個人的に、令和2年度第3次補正予算の目玉の一つだと捉えて先月からウィッチしていた「事業再構築補助金」。予算規模1兆円以上と大型であり個人事業主でも使える補助金です。

その概要ですが、ひとことで表すと『新型コロナの状況を受けて、大きく事業を転換する・新しい分野へ進出するといった際の設備投資等に対して補助』されるものです。withコロナ時代の社会の変化に対応するために、今のビジネス形態からの脱却や自社を取り巻く経済環境を打破したい企業の皆様には関心の高い補助金ではないでしょうか。

事業再構築補助金の中身をみていきます。

対象事業者は中小企業・中堅企業であり中小企業には通常枠と卒業枠が設定されています。一方、中堅企業には通常枠とグローバルV字回復枠があります。個人事業主や小規模事業者も「中小企業」として補助対象になります。卒業枠(中小企業)とは400社限定となっていまして、本補助事業で中小企業から中堅企業にステップアップすることを目指した事業者向けの特別枠です。同じくグローバルV字回復枠(中堅企業)は100社限定で、グローバル展開を目指す中堅企業向けの特別枠です。

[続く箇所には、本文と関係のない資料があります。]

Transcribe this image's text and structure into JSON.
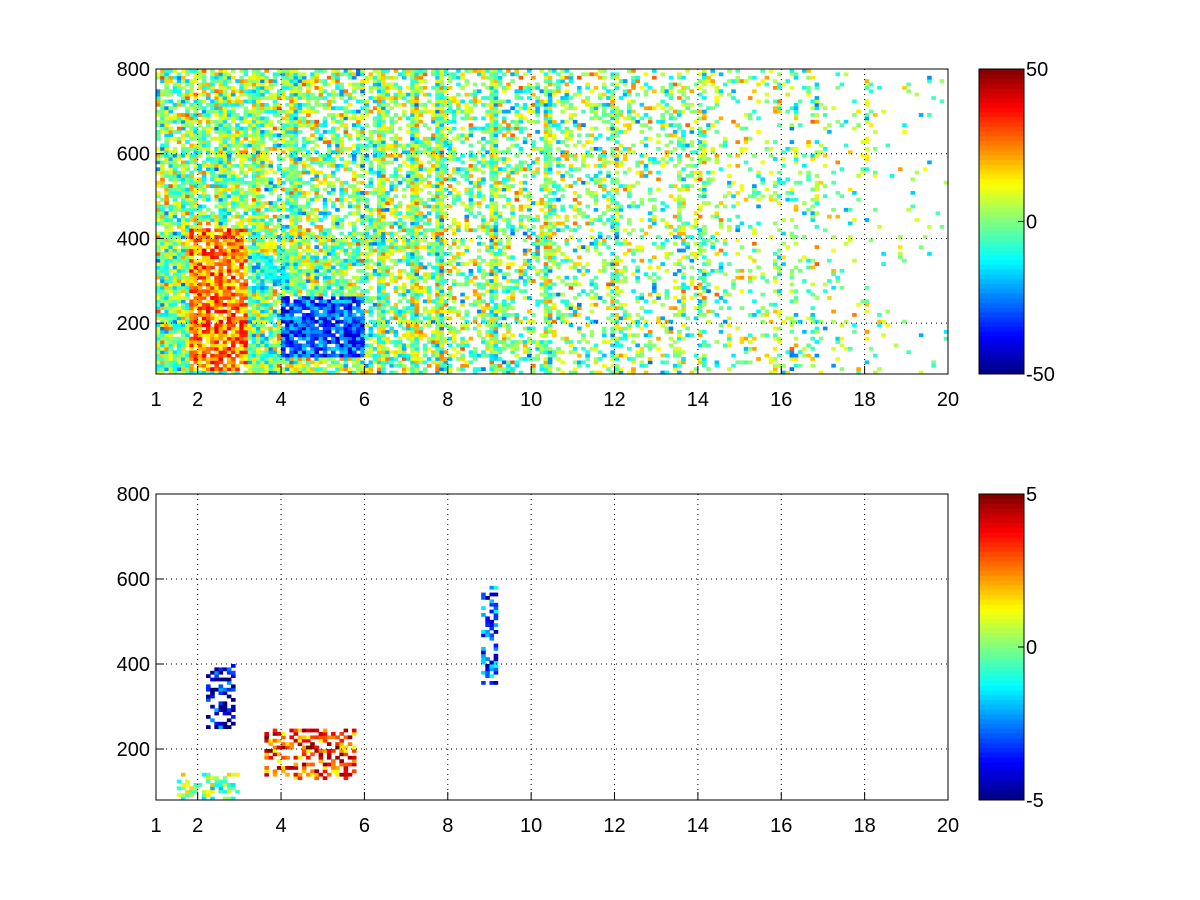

さてここからは中小企業向けの通常枠に絞って見ていきたいと思いますが、こちらは補助金額100万円以上6,000万円以下、補助率2/3とかなり大型です。9,000万円までの投資に対して2/3が補助されます。では申請対象となる要件はどうなっているでしょうか。

①直近6ヶ月のうち、任意の3か月の合計売上高が、コロナ以前の同3か月の合計売上高と比較して10%以上減少している。

②事業計画を認定支援機関や金融機関と策定し、一体となって事業再構築に取り組む。

③補助事業終了後3~5年で付加価値額の年率平均3.0%(一部5.0%)以上増加、または従業員一人あたり付加価値額の年率平均3.0%(一部5.0%)以上増加の達成。

以上3点が対象要件です。さて、要件のハードルは高いでしょうか?①がクリアーされていれば問題はないでしょう。③についてはこの要件に見合った事業計画が策定できればクリアーです。付加価値額は(営業利益+人件費+減価償却費)ですね。※計画未達の場合のペナルティ(補助金の返還等)が設定されるかについては現在のところ未定。

次に補助対象となる経費を見てみます。

◆建物費、建物改修費

◆設備費、システム購入費

◆外注費(加工、設計等)

◆研修費(教育訓練費等)、技術導入費(知的財産権導入に係る経費)

◆広告宣伝費・販売促進費(広告作成、媒体掲載、展示会出展等)等

実店舗営業からオンラインサービスをメインに業態変革をするという場合、店舗縮小のための改修費なども対象になりますね。あるいは理容業などで個室形体の店舗作りをしたいといった場合もありなのではないでしょうか。

事業再構築補助金の申請に当たっては認定支援機関のサポートが必要です。ご活用を検討してみたい企業様は認定支援機関にご相談されてみてはいかがでしょうか。